Lukas 16; En er was een zeker rijk mens, en was gekleed met purper [toen al] en zeer fijn lijnwaad, levende allen dag vrolijk en prachtig. En er was een zeker bedelaar, met name Lazarus, welke lag voor zijn poort vol zweren; en begeerde verzadigd te worden van de kruimkens, die van de tafel des rijken vielen; maar ook de honden kwamen en lekten zijn zweren.

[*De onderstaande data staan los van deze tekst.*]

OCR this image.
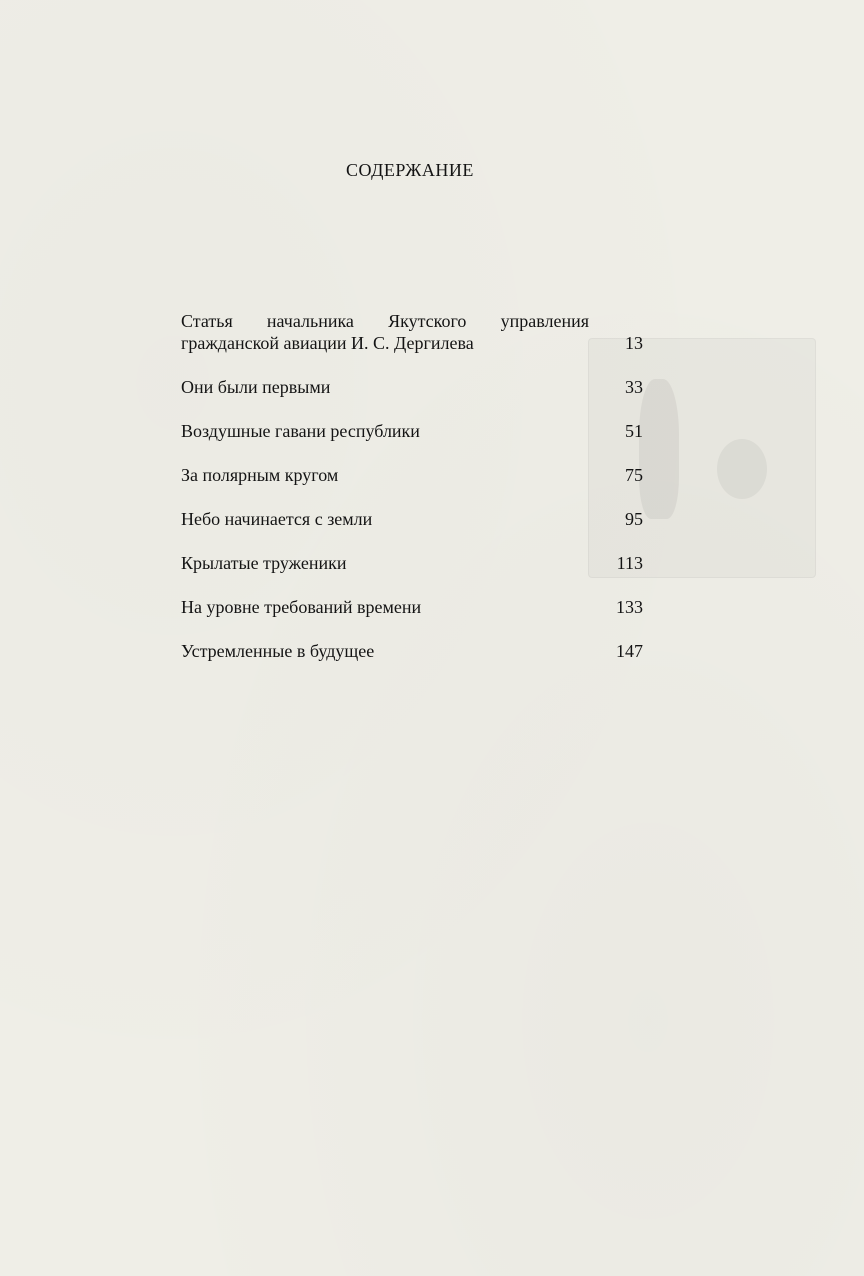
СОДЕРЖАНИЕ
Статья начальника Якутского управления
гражданской авиации И. С. Дергилева	13
Они были первыми	33
Воздушные гавани республики	51
За полярным кругом	75
Небо начинается с земли	95
Крылатые труженики	113
На уровне требований времени	133
Устремленные в будущее	147
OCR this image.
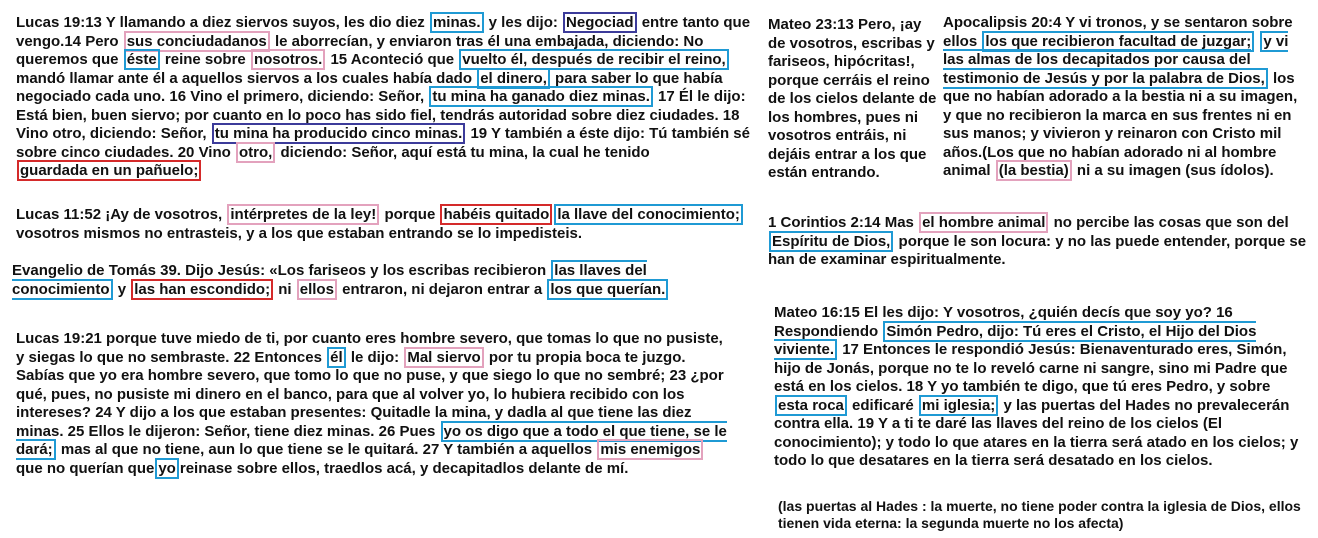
Lucas 19:13 Y llamando a diez siervos suyos, les dio diez minas. y les dijo: Negociad entre tanto que vengo.14 Pero sus conciudadanos le aborrecían, y enviaron tras él una embajada, diciendo: No queremos que éste reine sobre nosotros. 15 Aconteció que vuelto él, después de recibir el reino, mandó llamar ante él a aquellos siervos a los cuales había dado el dinero, para saber lo que había negociado cada uno. 16 Vino el primero, diciendo: Señor, tu mina ha ganado diez minas. 17 Él le dijo: Está bien, buen siervo; por cuanto en lo poco has sido fiel, tendrás autoridad sobre diez ciudades. 18 Vino otro, diciendo: Señor, tu mina ha producido cinco minas. 19 Y también a éste dijo: Tú también sé sobre cinco ciudades. 20 Vino otro, diciendo: Señor, aquí está tu mina, la cual he tenido guardada en un pañuelo;

Lucas 11:52 ¡Ay de vosotros, intérpretes de la ley! porque habéis quitado la llave del conocimiento; vosotros mismos no entrasteis, y a los que estaban entrando se lo impedisteis.

Evangelio de Tomás 39. Dijo Jesús: «Los fariseos y los escribas recibieron las llaves del conocimiento y las han escondido; ni ellos entraron, ni dejaron entrar a los que querían.

Lucas 19:21 porque tuve miedo de ti, por cuanto eres hombre severo, que tomas lo que no pusiste, y siegas lo que no sembraste. 22 Entonces él le dijo: Mal siervo por tu propia boca te juzgo. Sabías que yo era hombre severo, que tomo lo que no puse, y que siego lo que no sembré; 23 ¿por qué, pues, no pusiste mi dinero en el banco, para que al volver yo, lo hubiera recibido con los intereses? 24 Y dijo a los que estaban presentes: Quitadle la mina, y dadla al que tiene las diez minas. 25 Ellos le dijeron: Señor, tiene diez minas. 26 Pues yo os digo que a todo el que tiene, se le dará; mas al que no tiene, aun lo que tiene se le quitará. 27 Y también a aquellos mis enemigos que no querían que yo reinase sobre ellos, traedlos acá, y decapitadlos delante de mí.

Mateo 23:13 Pero, ¡ay de vosotros, escribas y fariseos, hipócritas!, porque cerráis el reino de los cielos delante de los hombres, pues ni vosotros entráis, ni dejáis entrar a los que están entrando.

Apocalipsis 20:4 Y vi tronos, y se sentaron sobre ellos los que recibieron facultad de juzgar; y vi las almas de los decapitados por causa del testimonio de Jesús y por la palabra de Dios, los que no habían adorado a la bestia ni a su imagen, y que no recibieron la marca en sus frentes ni en sus manos; y vivieron y reinaron con Cristo mil años.(Los que no habían adorado ni al hombre animal (la bestia) ni a su imagen (sus ídolos).

1 Corintios 2:14 Mas el hombre animal no percibe las cosas que son del Espíritu de Dios, porque le son locura: y no las puede entender, porque se han de examinar espiritualmente.

Mateo 16:15 El les dijo: Y vosotros, ¿quién decís que soy yo? 16 Respondiendo Simón Pedro, dijo: Tú eres el Cristo, el Hijo del Dios viviente. 17 Entonces le respondió Jesús: Bienaventurado eres, Simón, hijo de Jonás, porque no te lo reveló carne ni sangre, sino mi Padre que está en los cielos. 18 Y yo también te digo, que tú eres Pedro, y sobre esta roca edificaré mi iglesia; y las puertas del Hades no prevalecerán contra ella. 19 Y a ti te daré las llaves del reino de los cielos (El conocimiento); y todo lo que atares en la tierra será atado en los cielos; y todo lo que desatares en la tierra será desatado en los cielos.

(las puertas al Hades : la muerte, no tiene poder contra la iglesia de Dios, ellos tienen vida eterna: la segunda muerte no los afecta)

Laat de kruimels, voor de tijd dat het nog duurt, jullie goed smaken jongens! En verder maar hopen op het hiernamaals?


.

7 opmerkingen:

Anoniem zei

Marc, een fijn stukje. Verhofstadt treedt hiermee in de voetsporen van de grote Belgische politici. Tijdens lange onderhandelingen was het de gewoonte van ene Paul Vanden Boeynants om even de zaal te verlaten en naar de journalisten aan de poort te trekken. Die werden getrakteerd op een pot Boerenpaté van het huis en een dozijn platte moppen. Vervolgens verdween Polle Pansj opnieuw in de achterkamers van de Wetstraat. Of wat een mens moet doen om de journaille gunstig te stemmen.
( Mijn betrouwbare bron : Jan Ceuleers)

Marc Vanfraechem zei

@rikkert bal: ja sinds die met pensioen is heb ik hem al meer interessante dingen weten vertellen.

Anoniem zei

Grandioos. To the point.

Anoniem zei

Hoe was het weer? Wiens brood men eet...
Tja, en Leterme moest het in het slechtste geval uit eigen zak betalen of anders bedelen bij de penningmeester van de CD&V. Guy beheerde de lopende zaken en wie kijkt er dan op van een rekening meer of minder?
Zoals steeds weer een stukje om de vingers van af te likken, Marc.

Anoniem zei

De denigrerende houding van die journalisten tegenover de natie en het kiezersvee hebben ze van niet ver. Het is hier ook een 'wiens brood men eet diens woord men spreekt', in dit geval van marktkramer Vandermeersch. Ik geef u de uitspraak van deze nitwit over zijn eigen krantenlezers: Wij, journalisten, moeten strenger recenseren. Om te vermijden dat lezers hun tijd verliezen. (SDL 28/12, p.14)
***
Die Statenvertaling is echt een juweel, ook al kraakt het oud-Nederlands ervan in al zijn voegen. Dat geeft haar vreemd genoeg een frisheid en pregnantie die ik ook bij het Zuid-Afrikaans vind.

Marc Vanfraechem zei

@hel decker: De Statenvertaling is altijd een genot, ook al moet ik soms de St.James of de Lutherbijbel er naast leggen om te begrijpen wat precies wordt verteld. Met het geweldige programma E-sword gaat dat gelukkig moeiteloos.
Dit is bijvoorbeeld de Afrikaans Ou Vertaling: Luk 16:19 En daar was ‘n ryk man, en hy het purper en fyn linne gedra en elke dag vrolik en weelderig gelewe. En daar was ‘n bedelaar met die naam van Lasarus wat vol swere voor sy poort gelê het. En hy het verlang om hom te versadig met die krummels wat van die ryk man se tafel val. Ja, selfs die honde het gekom en sy swere gelek. En toe die bedelaar sterf, is hy deur die engele weggedra na die boesem van Abraham.

Anoniem zei

Inderdaad prachtig, dat Ou Afrikaans (hoop dat ik dit Afrikaans correct schrijf :-). Naar die bijbel wil ik eens meer gaan kijken.